While Mr Mann stressed there was no evidence to suggest asbestos
was apparent in any other material supplied by Yuanda Australia
for state projects, he said they would need to be investigated.

A man in a welding mask surrounded by grey particles from broken
roof panels.
PHOTO: A worker on the Perth hospital site surrounded by shards of
the roof panels. (Supplied)
Yuanda Australia has been involved in the State Government's Fiona
Stanley Hospital and the Perth Stadium.

Yuanda Australia is a subsidiary of Yuanda China Holdings limited,
one of the world's largest manufacturers and installers of primary
construction-related products.

Formed in 1993, it is listed on the Hong Kong Stock Exchange with
a net asset value of $622 million (RMB 3.1b) and has 11 Chinese
subsidiary companies and 18 international.

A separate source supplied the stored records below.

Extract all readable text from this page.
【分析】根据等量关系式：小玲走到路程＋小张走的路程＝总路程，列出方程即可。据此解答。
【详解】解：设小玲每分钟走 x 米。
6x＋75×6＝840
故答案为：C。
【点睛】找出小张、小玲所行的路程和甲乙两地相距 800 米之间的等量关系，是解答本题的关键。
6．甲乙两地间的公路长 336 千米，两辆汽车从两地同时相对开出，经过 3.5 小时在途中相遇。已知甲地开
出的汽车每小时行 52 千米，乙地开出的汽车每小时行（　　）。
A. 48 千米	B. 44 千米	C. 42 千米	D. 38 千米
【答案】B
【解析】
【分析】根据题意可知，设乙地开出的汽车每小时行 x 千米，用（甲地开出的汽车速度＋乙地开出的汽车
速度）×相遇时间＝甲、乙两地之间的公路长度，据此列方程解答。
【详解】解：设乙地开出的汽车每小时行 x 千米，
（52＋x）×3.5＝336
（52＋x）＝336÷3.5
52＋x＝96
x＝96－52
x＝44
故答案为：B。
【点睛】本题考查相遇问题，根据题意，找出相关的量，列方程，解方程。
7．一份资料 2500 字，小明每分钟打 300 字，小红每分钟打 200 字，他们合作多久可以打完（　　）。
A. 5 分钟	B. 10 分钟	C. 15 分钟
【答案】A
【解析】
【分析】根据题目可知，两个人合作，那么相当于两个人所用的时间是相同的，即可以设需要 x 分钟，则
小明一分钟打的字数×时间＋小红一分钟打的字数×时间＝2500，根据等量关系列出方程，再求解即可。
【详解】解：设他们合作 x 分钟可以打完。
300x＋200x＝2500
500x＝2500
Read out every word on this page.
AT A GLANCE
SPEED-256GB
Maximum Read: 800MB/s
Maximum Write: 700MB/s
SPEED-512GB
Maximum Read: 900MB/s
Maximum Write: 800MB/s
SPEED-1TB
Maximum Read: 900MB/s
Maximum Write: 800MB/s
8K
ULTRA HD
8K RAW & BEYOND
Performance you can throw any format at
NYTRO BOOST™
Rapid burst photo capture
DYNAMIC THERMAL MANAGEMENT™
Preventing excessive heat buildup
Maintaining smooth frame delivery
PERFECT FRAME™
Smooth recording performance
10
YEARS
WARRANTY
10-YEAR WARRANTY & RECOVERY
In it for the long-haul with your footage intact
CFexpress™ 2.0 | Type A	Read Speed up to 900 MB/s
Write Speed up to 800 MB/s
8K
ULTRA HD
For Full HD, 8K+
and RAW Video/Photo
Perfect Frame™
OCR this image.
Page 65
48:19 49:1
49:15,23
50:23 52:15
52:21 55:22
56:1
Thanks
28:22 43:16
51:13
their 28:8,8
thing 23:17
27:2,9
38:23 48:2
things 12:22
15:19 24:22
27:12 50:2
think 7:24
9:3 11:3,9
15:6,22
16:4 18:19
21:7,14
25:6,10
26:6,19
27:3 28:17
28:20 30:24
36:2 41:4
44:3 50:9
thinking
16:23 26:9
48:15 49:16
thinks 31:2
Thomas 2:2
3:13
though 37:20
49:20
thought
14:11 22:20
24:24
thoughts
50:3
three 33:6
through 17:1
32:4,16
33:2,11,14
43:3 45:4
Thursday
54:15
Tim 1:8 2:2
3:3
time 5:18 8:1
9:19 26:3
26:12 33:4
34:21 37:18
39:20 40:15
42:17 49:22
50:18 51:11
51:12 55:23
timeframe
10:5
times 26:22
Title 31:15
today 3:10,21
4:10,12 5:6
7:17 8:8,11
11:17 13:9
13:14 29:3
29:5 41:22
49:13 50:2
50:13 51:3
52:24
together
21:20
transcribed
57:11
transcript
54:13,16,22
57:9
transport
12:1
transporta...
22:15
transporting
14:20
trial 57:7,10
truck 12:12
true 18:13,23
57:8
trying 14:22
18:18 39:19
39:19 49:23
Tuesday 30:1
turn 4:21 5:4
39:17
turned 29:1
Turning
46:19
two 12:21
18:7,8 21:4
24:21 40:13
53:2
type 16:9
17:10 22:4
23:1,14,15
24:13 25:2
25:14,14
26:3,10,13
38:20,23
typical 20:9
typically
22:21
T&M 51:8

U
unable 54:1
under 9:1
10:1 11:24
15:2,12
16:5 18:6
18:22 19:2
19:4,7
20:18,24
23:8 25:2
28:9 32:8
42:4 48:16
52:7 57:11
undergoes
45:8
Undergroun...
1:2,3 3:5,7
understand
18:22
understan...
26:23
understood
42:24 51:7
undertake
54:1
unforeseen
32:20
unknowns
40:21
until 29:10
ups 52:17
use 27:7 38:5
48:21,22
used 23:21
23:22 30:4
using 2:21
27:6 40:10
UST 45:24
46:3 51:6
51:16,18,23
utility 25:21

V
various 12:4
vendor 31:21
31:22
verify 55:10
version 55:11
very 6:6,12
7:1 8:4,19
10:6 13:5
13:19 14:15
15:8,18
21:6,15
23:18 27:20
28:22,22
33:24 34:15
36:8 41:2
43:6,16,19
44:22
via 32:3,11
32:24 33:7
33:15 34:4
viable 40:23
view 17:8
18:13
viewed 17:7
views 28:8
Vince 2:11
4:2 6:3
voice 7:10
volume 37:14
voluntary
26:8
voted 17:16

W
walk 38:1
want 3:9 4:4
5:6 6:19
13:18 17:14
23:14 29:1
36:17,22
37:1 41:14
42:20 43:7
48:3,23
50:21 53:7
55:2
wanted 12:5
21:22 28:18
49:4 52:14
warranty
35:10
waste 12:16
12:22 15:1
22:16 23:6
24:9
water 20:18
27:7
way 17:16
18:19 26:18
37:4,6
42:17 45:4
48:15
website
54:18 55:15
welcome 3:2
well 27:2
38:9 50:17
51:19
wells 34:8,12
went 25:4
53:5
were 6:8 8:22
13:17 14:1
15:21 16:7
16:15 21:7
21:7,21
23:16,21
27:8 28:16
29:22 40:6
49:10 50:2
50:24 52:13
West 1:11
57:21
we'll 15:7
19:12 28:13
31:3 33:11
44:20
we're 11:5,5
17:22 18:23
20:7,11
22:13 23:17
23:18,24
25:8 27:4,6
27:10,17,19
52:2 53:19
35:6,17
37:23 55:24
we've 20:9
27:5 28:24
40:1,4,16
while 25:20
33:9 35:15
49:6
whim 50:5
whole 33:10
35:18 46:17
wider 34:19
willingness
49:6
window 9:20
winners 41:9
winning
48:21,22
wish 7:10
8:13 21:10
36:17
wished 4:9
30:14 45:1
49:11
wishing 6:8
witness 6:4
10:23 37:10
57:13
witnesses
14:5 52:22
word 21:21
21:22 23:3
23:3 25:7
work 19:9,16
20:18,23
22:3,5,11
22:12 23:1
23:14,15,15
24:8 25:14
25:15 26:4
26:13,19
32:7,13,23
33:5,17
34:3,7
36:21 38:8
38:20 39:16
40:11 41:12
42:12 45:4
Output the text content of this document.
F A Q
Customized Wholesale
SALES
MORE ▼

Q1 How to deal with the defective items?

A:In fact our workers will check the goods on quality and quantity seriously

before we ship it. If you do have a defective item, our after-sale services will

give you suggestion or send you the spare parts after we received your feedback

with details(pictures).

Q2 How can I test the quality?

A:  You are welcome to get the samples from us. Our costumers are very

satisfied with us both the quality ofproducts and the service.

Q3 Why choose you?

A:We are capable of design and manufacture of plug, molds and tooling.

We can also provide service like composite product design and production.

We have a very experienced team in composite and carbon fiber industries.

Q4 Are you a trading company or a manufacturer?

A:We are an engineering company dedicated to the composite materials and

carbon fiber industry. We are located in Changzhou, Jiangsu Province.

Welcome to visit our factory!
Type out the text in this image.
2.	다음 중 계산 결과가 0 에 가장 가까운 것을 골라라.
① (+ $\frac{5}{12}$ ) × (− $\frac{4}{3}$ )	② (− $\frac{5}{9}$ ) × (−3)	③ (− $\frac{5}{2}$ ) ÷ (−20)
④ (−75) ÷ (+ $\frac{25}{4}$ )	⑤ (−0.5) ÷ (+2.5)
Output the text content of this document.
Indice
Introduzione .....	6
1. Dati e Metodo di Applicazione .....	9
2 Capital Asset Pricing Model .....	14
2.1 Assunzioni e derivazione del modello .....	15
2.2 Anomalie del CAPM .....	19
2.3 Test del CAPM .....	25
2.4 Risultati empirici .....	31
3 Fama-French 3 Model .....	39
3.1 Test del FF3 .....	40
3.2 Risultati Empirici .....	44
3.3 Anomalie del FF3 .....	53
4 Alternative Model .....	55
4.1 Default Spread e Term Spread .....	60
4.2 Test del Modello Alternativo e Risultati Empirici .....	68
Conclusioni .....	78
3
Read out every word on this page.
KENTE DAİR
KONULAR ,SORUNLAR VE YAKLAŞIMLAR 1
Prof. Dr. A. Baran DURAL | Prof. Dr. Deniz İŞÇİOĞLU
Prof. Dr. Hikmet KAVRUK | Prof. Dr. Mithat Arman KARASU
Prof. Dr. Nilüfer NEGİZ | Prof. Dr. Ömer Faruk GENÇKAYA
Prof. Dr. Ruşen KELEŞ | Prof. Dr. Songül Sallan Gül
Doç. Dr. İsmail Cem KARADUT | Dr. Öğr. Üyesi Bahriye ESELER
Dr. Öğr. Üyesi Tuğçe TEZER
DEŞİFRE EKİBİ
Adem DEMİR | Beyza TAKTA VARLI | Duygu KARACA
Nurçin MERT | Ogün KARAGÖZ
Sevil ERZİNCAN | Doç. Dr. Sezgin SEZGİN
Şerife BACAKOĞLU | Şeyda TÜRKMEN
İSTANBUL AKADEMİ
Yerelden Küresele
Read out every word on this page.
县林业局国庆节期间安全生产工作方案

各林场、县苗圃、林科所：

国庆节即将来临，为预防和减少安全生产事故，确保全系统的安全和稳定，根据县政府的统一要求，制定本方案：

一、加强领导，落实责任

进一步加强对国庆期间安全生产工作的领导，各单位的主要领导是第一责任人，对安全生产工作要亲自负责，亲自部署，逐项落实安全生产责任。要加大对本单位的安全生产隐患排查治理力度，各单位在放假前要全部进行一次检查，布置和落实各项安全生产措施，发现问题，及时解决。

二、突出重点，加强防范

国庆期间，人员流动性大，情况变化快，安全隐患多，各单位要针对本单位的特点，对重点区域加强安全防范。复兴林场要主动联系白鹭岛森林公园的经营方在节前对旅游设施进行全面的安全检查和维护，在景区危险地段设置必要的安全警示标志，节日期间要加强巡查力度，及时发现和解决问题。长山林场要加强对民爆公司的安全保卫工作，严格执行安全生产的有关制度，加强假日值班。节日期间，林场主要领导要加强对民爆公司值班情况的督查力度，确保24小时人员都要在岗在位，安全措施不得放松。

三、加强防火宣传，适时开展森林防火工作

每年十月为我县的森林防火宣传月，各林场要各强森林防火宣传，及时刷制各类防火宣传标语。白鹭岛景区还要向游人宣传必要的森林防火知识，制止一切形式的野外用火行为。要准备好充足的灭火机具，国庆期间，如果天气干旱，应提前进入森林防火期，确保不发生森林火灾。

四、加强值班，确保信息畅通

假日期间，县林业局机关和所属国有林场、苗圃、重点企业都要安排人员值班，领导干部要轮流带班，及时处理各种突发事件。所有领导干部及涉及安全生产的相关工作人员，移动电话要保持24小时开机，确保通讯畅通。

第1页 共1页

The firm lists six Australian construction projects it has built
the facades for, including three high-rise towers in Brisbane, the
South Australian Health and Medical research centre in Adelaide, a
high-rise on George Street in Sydney and a three-tower development
at Barangaroo South, currently under construction.

It was also involved in construction of the iconic "bird's nest"
national stadium in Beijing, which hosted the 2008 Olympic games.

Asbestos found on Brisbane project

It was revealed an urgent check had been carried out at the new
Royal Adelaide Hospital after the discovery of an asbestos-tainted
building product in a Brisbane office tower.

The tainted gaskets in Brisbane had been supplied to Yuanda
Australia, by Yuanda China, however the checks revealed the
suspect gaskets had not been used on the Adelaide hospital.

A company official at the time said the Brisbane case was isolated
and the suspect product was not used elsewhere in Australia.

Robert Vojakovic of the Asbestos Diseases Society of Australia
said overseas imports had been known to contain asbestos.

"There's been common knowledge for the last few years that China
was sending stuff to us contaminated with asbestos," he said.
"We had a similar situation in Alcoa where we examined the gaskets
and we found the content was 35 per cent asbestos."

It was also revealed in June SA-based company Australian Portable
Camps was being investigated over imports from China that
illegally contained the deadly substance.

Initial testing missed deadly substance

The contaminated panels from Yuanda Australia at the Perth
Children's Hospital were approved to be asbestos free, on two
separate occasions.

The first was by an independent testing company in China. John
Holland, the building company heading the hospital project,
conducted its own independent test in 2013.

Both came back negative for asbestos.

Mr Mann said something must have gone wrong in the supply chain.

"It's an independent Chinese testing authority, and there's no
reason whatsoever -- given it's an internationally established
testing authority -- to question the credentials of the testing
process," he said.

"It was also independently checked and verified by John Holland's
technical consultant.

"Obviously something has happened in the supply chain, probably in
the manufacturing chain that has slipped through that process and
we need to find out what that was."

Yuanda Australia has been contacted for comment.